-->

Duduk di Lantai: Potret Buram Empati di Dunia Pendidikan

 

Oleh: Ummu ilzam (Pemerhati remaja)

Pendidikan sejatinya adalah ruang yang membentuk karakter, menyemai mimpi, dan merawat kemanusiaan. Di dalamnya, nilai-nilai keadilan dan empati seharusnya tumbuh subur, menghidupkan semangat belajar bagi siapa saja, tanpa terkecuali. Namun, apa jadinya jika empati ruh dari pendidikan itu sendiri perlahan memudar? Di balik slogan indah tentang kesetaraan, ada wajah-wajah muram yang duduk di lantai, menjalani hari-hari belajar dengan keterbatasan. Mereka hadir, namun seperti tak terlihat, berjuang, namun seolah tak diperjuangkan. Di tengah gedung-gedung megah yang disebut sekolah, ada tanya besar yang menggema: benarkah pendidikan telah menjadi rumah yang adil dan ramah bagi semua?
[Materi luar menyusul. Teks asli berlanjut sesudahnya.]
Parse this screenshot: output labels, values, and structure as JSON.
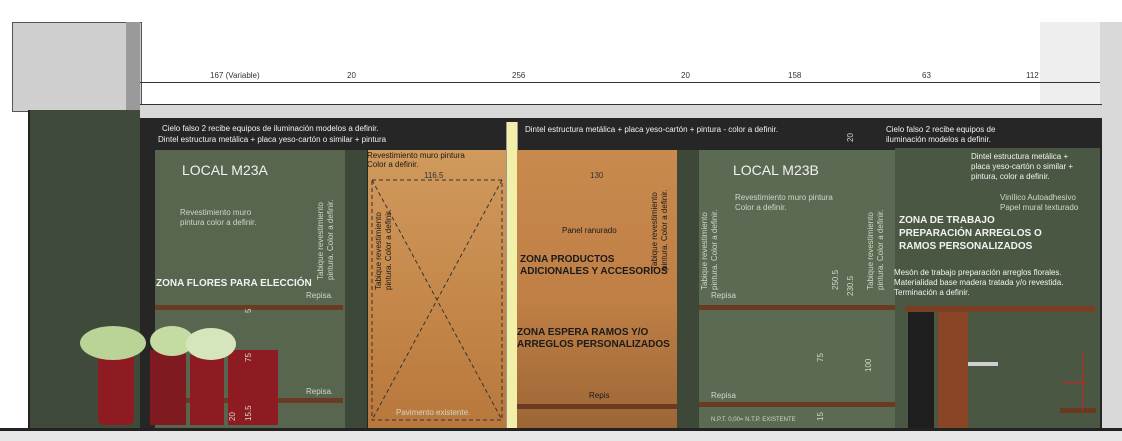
{
  "dimensions_top": [
    "167 (Variable)",
    "20",
    "256",
    "20",
    "158",
    "63",
    "112"
  ],
  "labels": {
    "ceiling_a": "Cielo falso 2 recibe equipos de iluminación modelos a definir.",
    "lintel_a": "Dintel estructura metálica + placa yeso-cartón o similar + pintura",
    "lintel_center": "Dintel estructura metálica + placa yeso-cartón + pintura - color a definir.",
    "ceiling_b_1": "Cielo falso 2 recibe equipos de",
    "ceiling_b_2": "iluminación modelos a definir.",
    "local_a": "LOCAL M23A",
    "local_b": "LOCAL M23B",
    "wall_a_1": "Revestimiento muro",
    "wall_a_2": "pintura color a definir.",
    "wall_b_1": "Revestimiento muro pintura",
    "wall_b_2": "Color a definir.",
    "wall_mid_1": "Revestimiento muro pintura",
    "wall_mid_2": "Color a definir.",
    "partition_1": "Tabique revestimiento",
    "partition_2": "pintura. Color a definir.",
    "panel": "Panel ranurado",
    "zone_flowers": "ZONA FLORES PARA ELECCIÓN",
    "zone_products_1": "ZONA PRODUCTOS",
    "zone_products_2": "ADICIONALES Y ACCESORIOS",
    "zone_wait_1": "ZONA ESPERA RAMOS Y/O",
    "zone_wait_2": "ARREGLOS PERSONALIZADOS",
    "zone_work_1": "ZONA DE TRABAJO",
    "zone_work_2": "PREPARACIÓN ARREGLOS O",
    "zone_work_3": "RAMOS PERSONALIZADOS",
    "lintel_b_1": "Dintel estructura metálica +",
    "lintel_b_2": "placa yeso-cartón o similar +",
    "lintel_b_3": "pintura, color a definir.",
    "vinyl_1": "Vinílico Autoadhesivo",
    "vinyl_2": "Papel mural texturado",
    "desk_1": "Mesón de trabajo preparación arreglos florales.",
    "desk_2": "Materialidad base madera tratada y/o revestida.",
    "desk_3": "Terminación a definir.",
    "shelf": "Repisa.",
    "shelf_b": "Repisa",
    "shelves_center": "Repis",
    "floor": "Pavimento existente.",
    "npt": "N.P.T. 0,00= N.T.P. EXISTENTE"
  },
  "dims_inner": {
    "d116": "116.5",
    "d130": "130",
    "d20a": "20",
    "d250": "250.5",
    "d230": "230.5",
    "d75a": "75",
    "d100": "100",
    "d15": "15",
    "d5": "5",
    "d75b": "75",
    "d20b": "20",
    "d155": "15.5"
  },
  "colors": {
    "wall_green": "#58654f",
    "dark": "#232323",
    "wood": "#c88a4f",
    "pot_red": "#8e1b22",
    "dim_line": "#cc2222"
  }
}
Atau justru, di sudut-sudut tertentu, ada jiwa-jiwa kecil yang terabaikan?

Di beberapa wilayah, masih ditemukan sekolah-sekolah yang tidak memiliki fasilitas memadai, seperti meja dan kursi yang layak. Murid-murid terpaksa duduk di lantai saat belajar, mencerminkan adanya kesenjangan yang nyata dalam sistem pendidikan.

Sedangkan Pemerintah sering kali menggaungkan pendidikan inklusif dan berkeadilan. Namun, realitas di lapangan menunjukkan masih adanya murid-murid yang tertinggal, baik dari segi fasilitas maupun perhatian. Ketidakadilan ini tidak hanya berdampak pada proses belajar, tetapi juga memengaruhi psikologis siswa. Anak-anak yang duduk di lantai atau belajar dalam kondisi terbatas merasa minder dan kurang percaya diri dibandingkan dengan mereka yang bersekolah di lingkungan yang lebih baik.

Dan dampak dari itu semua Penurunan Motivasi Belajar akibat ketimpangan fasilitas yang membuat siswa kehilangan semangat belajar, merasa terabaikan, dan memandang pendidikan sebagai sesuatu yang tidak membawa harapan.

Kehilangan Potensi Bangsa. Anak-anak yang terabaikan di dunia pendidikan mungkin  memiliki potensi besar yang tidak dapat berkembang akibat lingkungan yang tidak mendukung.

Dalam kapitalisme, solusi sering diarahkan kepada sektor swasta untuk mengambil peran dalam membangun fasilitas pendidikan. Sekolah-sekolah swasta dengan fasilitas lengkap dianggap dapat mengisi kekurangan yang tidak dapat ditangani oleh pemerintah. Namun, ini menciptakan tantangan lain berupa mahalnya biaya pendidikan sehingga hanya dapat diakses oleh kalangan tertentu.

Sistem kapitalisme cenderung memprioritaskan keuntungan. Pendidikan sering kali dipandang sebagai "produk" yang dijual kepada masyarakat. Akibatnya, sekolah-sekolah di daerah miskin, yang tidak dianggap menguntungkan, sering kali diabaikan.

Dalam kapitalisme, pendidikan sering kali menjadi komoditas yang hanya dapat diakses sepenuhnya oleh mereka yang mampu. Solusi yang ditawarkan tidak menyentuh akar masalah, yakni pemerataan fasilitas dan perhatian kepada siswa yang paling membutuhkan. Karena itu, pendekatan kapitalisme kerap menghasilkan ketimpangan yang lebih besar daripada mengatasinya.

Solusi dalam Pandangan Islam

Menanamkan Nilai Empati sebagai Ruh Pendidikan

Pendidikan harus kembali pada tujuan utamanya,membentuk manusia yang adil dan berakhlak mulia. Islam mengajarkan pentingnya empati, seperti yang dicontohkan Rasulullah SAW, yang selalu peduli terhadap kebutuhan umatnya, termasuk dalam hal pendidikan.

Pemerintah sebagai Pemimpin Amanah

Dalam Islam, pemimpin memiliki kewajiban untuk memenuhi kebutuhan dasar rakyat, termasuk pendidikan. Rasulullah SAW bersabda: "Seorang pemimpin adalah penggembala, dan ia bertanggung jawab atas gembalaannya." (HR Bukhari).

Dalam Islam, pendidikan sejati adalah yang tidak hanya mencerdaskan, tetapi juga memanusiakan. Jangan biarkan ada lagi anak yang duduk di lantai tanpa pilihan, karena setiap jiwa kecil berhak atas mimpi besar. Islam telah menggariskan keadilan sebagai pilar peradaban, dan pendidikan adalah jembatannya.